Le fond de cette île ou la surface intérieure, celle qu'on aperçoit lorsqu'on la regarde d'en bas, est un large plateau de diamant poli, d'environ quatre cent pieds d'épaisseur, au-dessus duquel des couches de divers minéraux se succèdent dans l'ordre accoutumé; et le tout est recouvert d'un lit de terre végétale de dix à douze pieds de profondeur.

Le plan de la surface supérieure étant incliné de la circonférence vers le centre, toutes les pluies et les rosées qui tombent de l'île sont conduites par de petits ruisseaux vers le milieu, où ils se déchargent dans quatre grands bassins chacun d'environ un demi-mille de circuit, et situés à deux cent pas de distance du centre de la plaine.
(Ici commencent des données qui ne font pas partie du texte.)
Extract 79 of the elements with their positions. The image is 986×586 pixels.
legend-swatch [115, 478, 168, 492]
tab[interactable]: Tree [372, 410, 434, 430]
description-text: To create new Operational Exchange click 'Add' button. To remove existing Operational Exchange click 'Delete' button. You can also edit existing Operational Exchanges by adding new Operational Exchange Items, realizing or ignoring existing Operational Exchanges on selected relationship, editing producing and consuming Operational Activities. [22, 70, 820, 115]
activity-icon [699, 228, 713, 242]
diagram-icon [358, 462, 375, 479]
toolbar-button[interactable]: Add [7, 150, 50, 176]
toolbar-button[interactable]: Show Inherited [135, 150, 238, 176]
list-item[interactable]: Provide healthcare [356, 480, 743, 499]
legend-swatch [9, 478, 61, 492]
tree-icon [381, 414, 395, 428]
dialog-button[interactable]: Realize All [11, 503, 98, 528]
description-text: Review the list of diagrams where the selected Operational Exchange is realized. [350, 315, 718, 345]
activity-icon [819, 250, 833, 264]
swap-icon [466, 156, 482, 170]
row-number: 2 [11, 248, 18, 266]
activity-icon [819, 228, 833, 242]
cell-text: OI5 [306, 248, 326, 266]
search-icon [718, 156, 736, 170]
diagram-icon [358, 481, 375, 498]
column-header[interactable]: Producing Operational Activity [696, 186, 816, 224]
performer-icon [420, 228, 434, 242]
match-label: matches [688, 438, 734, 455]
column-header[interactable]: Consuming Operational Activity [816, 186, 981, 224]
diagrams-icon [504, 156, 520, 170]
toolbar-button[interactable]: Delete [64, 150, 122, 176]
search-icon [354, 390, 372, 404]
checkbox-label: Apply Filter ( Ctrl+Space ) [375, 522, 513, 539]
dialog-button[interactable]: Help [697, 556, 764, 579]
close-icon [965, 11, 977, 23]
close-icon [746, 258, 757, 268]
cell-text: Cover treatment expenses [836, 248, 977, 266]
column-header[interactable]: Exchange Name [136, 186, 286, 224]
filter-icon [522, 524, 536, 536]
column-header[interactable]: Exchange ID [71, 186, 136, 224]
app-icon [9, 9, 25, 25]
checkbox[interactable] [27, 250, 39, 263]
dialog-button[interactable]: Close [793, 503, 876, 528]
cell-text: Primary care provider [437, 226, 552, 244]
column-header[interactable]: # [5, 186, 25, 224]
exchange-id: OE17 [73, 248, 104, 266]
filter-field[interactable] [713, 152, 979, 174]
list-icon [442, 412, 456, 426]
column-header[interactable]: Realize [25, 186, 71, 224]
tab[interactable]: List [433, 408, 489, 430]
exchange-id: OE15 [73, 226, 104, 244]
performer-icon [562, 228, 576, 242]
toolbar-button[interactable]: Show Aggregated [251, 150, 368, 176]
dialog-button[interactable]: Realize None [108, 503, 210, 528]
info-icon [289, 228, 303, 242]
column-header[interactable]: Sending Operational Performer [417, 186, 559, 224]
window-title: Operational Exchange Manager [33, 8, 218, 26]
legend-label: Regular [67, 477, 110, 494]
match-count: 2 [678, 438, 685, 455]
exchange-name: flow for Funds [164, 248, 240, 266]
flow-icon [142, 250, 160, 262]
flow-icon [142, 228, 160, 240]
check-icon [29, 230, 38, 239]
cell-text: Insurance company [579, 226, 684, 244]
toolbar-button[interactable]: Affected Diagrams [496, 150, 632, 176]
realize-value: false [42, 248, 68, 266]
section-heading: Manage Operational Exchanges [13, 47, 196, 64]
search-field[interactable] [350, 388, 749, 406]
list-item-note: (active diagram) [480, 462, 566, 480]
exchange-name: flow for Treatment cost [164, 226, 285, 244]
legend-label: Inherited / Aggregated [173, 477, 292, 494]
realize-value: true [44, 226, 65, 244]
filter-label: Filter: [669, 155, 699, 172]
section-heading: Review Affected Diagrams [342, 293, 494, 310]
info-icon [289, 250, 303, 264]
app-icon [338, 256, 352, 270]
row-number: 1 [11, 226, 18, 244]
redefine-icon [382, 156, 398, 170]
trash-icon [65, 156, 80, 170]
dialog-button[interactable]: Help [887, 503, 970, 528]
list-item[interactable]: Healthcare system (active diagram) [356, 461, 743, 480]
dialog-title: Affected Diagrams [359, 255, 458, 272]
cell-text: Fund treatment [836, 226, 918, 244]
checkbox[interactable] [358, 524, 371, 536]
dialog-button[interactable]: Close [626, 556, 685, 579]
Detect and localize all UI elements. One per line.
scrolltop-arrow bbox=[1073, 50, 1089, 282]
L'eau de ces bassins est continuellement pompée de par le soleil pendant le jour, ce que les empêche de déborder.

Au centre de l'île est un trou d'environ vingt-cinq toises de diamètre, par lequel les astronomes descendent dans une excavation voûtée qu'on appelle Flandona Gagnole, ou la caverne des astronomes, située à la profondeur de cinquante toises au-dessous de la surface supérieure du diamant.
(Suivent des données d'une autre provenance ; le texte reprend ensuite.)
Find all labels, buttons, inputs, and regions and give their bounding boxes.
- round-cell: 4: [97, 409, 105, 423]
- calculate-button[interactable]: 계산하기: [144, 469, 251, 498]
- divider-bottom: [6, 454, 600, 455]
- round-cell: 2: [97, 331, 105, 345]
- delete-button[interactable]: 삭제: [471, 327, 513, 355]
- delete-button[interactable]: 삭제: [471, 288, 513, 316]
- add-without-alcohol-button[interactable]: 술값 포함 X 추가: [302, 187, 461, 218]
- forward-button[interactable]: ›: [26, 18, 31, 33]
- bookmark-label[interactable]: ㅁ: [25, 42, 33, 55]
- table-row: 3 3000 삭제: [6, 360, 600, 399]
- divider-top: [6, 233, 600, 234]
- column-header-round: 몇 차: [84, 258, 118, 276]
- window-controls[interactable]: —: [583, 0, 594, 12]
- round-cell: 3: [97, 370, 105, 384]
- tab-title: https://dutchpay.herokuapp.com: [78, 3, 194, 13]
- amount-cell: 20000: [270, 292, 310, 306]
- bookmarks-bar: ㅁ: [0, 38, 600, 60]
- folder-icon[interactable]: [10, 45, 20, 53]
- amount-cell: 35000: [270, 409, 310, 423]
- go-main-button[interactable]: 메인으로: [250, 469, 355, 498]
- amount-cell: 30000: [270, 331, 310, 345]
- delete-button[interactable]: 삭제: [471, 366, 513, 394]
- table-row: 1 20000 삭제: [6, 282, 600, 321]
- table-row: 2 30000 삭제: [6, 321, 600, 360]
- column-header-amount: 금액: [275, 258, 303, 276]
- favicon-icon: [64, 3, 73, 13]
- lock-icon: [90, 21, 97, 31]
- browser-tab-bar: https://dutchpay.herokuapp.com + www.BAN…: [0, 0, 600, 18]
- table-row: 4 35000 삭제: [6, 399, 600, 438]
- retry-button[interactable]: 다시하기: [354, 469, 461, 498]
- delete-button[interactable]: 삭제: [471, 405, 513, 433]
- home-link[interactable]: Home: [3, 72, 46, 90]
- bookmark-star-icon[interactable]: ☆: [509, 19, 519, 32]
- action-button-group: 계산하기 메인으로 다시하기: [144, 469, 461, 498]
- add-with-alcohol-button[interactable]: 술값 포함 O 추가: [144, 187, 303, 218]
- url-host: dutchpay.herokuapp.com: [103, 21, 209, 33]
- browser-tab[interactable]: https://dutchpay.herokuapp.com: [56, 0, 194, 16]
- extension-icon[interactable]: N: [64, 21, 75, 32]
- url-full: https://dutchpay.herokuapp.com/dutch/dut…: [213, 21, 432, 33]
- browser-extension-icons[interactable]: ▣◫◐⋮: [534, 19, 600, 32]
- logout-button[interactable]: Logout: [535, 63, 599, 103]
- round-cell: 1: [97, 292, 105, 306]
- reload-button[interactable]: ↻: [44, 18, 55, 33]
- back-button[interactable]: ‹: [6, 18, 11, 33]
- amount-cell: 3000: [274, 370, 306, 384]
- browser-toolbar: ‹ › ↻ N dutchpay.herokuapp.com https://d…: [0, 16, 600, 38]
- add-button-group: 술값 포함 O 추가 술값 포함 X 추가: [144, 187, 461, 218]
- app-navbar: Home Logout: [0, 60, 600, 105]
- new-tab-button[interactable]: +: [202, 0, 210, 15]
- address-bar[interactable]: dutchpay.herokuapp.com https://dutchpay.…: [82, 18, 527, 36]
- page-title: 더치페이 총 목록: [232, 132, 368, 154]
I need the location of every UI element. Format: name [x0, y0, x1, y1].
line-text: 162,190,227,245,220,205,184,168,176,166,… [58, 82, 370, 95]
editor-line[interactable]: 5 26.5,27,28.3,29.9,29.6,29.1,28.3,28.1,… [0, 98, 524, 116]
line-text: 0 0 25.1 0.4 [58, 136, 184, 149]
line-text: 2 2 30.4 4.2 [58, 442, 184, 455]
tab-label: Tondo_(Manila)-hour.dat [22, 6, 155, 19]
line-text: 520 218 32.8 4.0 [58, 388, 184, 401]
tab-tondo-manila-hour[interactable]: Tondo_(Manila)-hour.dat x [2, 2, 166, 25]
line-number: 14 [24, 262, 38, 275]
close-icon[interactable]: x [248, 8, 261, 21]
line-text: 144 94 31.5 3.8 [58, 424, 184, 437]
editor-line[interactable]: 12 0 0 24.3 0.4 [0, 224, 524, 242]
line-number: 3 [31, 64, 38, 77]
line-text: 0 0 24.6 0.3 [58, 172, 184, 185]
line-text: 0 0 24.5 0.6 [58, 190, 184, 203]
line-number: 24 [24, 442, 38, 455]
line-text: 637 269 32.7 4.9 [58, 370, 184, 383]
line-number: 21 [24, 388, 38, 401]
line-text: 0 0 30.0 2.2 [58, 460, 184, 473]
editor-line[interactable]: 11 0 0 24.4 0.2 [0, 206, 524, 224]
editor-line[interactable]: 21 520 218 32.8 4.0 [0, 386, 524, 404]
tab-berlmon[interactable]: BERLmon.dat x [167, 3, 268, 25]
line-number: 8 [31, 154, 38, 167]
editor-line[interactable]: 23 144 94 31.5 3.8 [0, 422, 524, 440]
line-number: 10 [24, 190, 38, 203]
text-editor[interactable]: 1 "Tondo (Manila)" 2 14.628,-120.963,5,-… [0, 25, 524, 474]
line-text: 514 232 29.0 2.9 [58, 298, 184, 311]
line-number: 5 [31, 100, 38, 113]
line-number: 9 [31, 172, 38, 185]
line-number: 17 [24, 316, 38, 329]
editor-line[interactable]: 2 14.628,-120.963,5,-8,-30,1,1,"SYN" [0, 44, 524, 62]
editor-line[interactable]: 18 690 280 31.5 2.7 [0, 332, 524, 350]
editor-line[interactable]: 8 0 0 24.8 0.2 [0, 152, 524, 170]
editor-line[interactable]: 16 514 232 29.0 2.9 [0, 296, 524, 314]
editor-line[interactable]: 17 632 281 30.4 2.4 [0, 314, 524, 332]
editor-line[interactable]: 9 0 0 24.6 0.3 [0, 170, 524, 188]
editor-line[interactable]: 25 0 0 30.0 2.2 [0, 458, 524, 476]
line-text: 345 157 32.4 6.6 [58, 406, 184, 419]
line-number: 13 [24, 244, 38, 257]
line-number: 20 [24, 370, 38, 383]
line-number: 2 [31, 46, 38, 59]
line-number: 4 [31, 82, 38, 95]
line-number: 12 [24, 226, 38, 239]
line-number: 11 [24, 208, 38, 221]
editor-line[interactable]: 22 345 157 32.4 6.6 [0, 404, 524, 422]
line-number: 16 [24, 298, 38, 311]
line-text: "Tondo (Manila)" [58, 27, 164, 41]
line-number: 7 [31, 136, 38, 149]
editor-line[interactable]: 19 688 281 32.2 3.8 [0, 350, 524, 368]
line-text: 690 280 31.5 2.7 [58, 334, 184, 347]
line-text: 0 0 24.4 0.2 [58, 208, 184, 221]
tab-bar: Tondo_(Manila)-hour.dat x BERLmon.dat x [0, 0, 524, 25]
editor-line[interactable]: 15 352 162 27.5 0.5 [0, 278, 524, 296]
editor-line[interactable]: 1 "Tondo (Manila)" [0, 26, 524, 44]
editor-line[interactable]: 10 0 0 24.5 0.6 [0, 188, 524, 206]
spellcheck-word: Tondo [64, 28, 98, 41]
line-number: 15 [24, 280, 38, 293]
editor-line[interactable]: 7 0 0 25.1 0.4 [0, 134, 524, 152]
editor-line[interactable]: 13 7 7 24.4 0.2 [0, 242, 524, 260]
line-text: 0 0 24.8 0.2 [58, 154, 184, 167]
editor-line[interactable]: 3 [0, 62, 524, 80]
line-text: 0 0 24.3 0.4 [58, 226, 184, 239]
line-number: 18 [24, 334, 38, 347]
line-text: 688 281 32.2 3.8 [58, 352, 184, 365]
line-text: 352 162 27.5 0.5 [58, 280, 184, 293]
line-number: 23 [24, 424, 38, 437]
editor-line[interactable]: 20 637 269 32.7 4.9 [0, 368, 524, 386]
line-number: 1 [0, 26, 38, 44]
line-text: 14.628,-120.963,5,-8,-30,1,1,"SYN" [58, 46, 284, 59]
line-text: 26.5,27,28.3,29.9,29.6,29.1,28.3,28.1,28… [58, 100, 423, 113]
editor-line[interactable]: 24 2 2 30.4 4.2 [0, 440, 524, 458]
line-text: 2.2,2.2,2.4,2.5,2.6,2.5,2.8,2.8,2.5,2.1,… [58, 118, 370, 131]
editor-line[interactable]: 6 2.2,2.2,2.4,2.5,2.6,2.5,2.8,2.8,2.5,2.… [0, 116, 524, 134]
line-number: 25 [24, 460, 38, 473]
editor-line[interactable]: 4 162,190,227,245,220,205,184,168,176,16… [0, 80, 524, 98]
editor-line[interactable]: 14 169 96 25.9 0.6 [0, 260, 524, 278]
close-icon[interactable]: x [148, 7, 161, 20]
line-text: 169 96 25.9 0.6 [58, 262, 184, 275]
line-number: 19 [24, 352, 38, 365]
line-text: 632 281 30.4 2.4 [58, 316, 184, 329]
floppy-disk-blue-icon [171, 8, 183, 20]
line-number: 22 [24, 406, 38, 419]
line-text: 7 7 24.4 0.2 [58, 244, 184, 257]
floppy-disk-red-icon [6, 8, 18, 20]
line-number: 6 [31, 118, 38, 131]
Dans cette caverne, vingt lampes brûlent sans arrêt, et, par la réverbération du diamant, elles répandent une grande lumière de tous côtés.
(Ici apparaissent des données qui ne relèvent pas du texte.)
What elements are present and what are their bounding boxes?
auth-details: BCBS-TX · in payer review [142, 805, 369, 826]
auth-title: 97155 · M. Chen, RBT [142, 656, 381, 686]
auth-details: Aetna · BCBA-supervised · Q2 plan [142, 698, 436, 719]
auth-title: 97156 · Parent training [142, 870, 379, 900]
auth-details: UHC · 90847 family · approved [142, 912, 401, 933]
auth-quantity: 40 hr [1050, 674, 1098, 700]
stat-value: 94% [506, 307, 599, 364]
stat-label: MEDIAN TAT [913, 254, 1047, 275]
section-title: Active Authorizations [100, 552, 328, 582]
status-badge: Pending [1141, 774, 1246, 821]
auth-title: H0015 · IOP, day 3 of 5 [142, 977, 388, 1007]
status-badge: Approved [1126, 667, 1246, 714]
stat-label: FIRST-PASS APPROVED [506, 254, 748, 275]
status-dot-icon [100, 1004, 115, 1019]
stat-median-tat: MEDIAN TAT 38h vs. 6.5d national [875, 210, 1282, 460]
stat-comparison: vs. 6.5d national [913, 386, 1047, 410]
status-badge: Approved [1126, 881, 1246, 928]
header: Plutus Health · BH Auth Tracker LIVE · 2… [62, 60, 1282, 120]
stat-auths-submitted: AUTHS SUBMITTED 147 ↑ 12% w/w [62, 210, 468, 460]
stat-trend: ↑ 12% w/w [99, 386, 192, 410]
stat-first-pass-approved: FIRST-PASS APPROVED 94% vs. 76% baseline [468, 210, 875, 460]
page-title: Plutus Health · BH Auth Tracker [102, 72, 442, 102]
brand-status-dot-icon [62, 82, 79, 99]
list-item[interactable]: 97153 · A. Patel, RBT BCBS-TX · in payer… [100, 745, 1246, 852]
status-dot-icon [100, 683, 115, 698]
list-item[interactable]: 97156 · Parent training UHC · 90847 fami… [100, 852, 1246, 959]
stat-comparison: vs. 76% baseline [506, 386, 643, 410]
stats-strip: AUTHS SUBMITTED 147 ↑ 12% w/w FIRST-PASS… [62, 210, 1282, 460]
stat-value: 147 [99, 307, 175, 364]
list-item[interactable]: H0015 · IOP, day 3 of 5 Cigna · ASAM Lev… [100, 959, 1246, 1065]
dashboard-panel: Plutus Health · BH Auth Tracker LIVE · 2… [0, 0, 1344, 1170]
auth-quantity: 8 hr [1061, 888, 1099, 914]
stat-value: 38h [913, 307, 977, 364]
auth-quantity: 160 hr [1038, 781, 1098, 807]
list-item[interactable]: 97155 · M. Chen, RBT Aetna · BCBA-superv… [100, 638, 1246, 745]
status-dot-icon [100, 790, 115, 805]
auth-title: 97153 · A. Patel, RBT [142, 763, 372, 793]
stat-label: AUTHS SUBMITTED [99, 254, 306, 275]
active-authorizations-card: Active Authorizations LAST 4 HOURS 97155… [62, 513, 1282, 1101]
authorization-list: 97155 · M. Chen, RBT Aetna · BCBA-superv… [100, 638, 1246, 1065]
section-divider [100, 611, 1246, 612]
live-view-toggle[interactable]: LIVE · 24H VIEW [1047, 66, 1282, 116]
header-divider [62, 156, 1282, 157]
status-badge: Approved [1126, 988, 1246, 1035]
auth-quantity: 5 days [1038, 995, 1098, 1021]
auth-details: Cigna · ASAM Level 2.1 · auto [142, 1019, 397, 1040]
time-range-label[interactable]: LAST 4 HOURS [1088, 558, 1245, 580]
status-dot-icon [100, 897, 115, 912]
Ce lieu est orné de sextants, de cadrans, de télescopes, d'astrolabes et autres instruments astronomiques; mais le plus curieux de tous les objets qui s'y trouvent, celui duquel dépend la destinée même de l'île, est une pierre d'aimant d'une grandeur prodigieuse, taillée en forme de navette de tisserand.

 

Elle est longue de trois toises et, dans sa plus grande épaisseur, elle a au moins une toise et demie. Cet aimant est suspendu par un gros essieu de diamant qui passe par le milieu de la pierre, et sur lequel elle joue; il est placé avec tant de justesse qu'une maint très faible peut la faire tourner. La pierre est entourée d'un cercle de diamant en forme de cylindre creux, de quatre pieds de profondeur, de plusieurs d'épaisseur, et de six toises de diamètre, placé horizontalement, et soutenu par huit piédestaux, tous de diamant, hauts chacun de trois toises. Du côté concave du cercle, il y a une mortaise profonde de douze pieds, dans laquelle sont placées les extrémités de l'essieu, qu'on peut ainsi faire tourner à volonté.

 

Aucune force ne peut déplacer la pierre, parce que le cercle et ses pieds ne forment qu'une seule pièce avec le corps du diamant, qui fait la base de l'île.

 

C'est par le moyen de cet aimant que l'île se hausse, se baisse, et change de place; car, par rapport à cet endroit de la terre sur lequel le monarque réside, la pierre est douée sur l'un des côtés d'un pouvoir d'attraction, et sur l'autre d'un pouvoir de répulsion.

 

Ainsi, quand on tourne l'aimant de manière qu'il présente à la terre son pôle attractif, l'île descend; mais quand le pôle répulsif est tourné vers la terre, l'île remonte. Lorsque la position de l'île est oblique, le mouvement de l'île l'est aussi; cet aimant imprime toujours une direction parallèle à la sienne. Par ce mouvement oblique l'île est conduite aux différentes parties des domaines du grand monarque."

 

Depuis ma dernière lecture de Gulliver, il m'a été donné de lire quelques uns des nombreux "voyages extraordinaires" écrits au dix-huitième siècle. En relisant Swift aujourd'hui, je suis frappé de constater à quel point son roman s'inscrit dans la tradition et les codes de ce genre littéraire, et à quel point aussi il dépasse presque tous ses confrères, tant au niveau de l'invention, de l'ironie et de l'intelligence, que de l'art littéraire.

 

Dans cette troisième partie de Gulliver, l'auteur semble avoir voulu épuiser les idées qui lui restaient, avant d'en venir au voyage chez les Houyhnhnms où il peut enfin donner libre cours à sa misanthropie. Ce voyage à Laputa en souffre et cette partie de l'œuvre a un côté "forcé" que n'a pas le reste du roman.

 

Les voyages de Gulliver - mais est-il nécessaire de le dire à nos lecteurs, - est un livre fondamental pour tous ceux qui s'intéressent un tant soit peu à la conjecture, et aux autres aussi d'ailleurs.

 

On retrouve Laputa, devenue île volante mythique dans le très beau dessin animé Laputa du japonais Hayao Miyazaki. Il est vrai que, dans l'œuvre de Swift, Gulliver fait escale au Japon.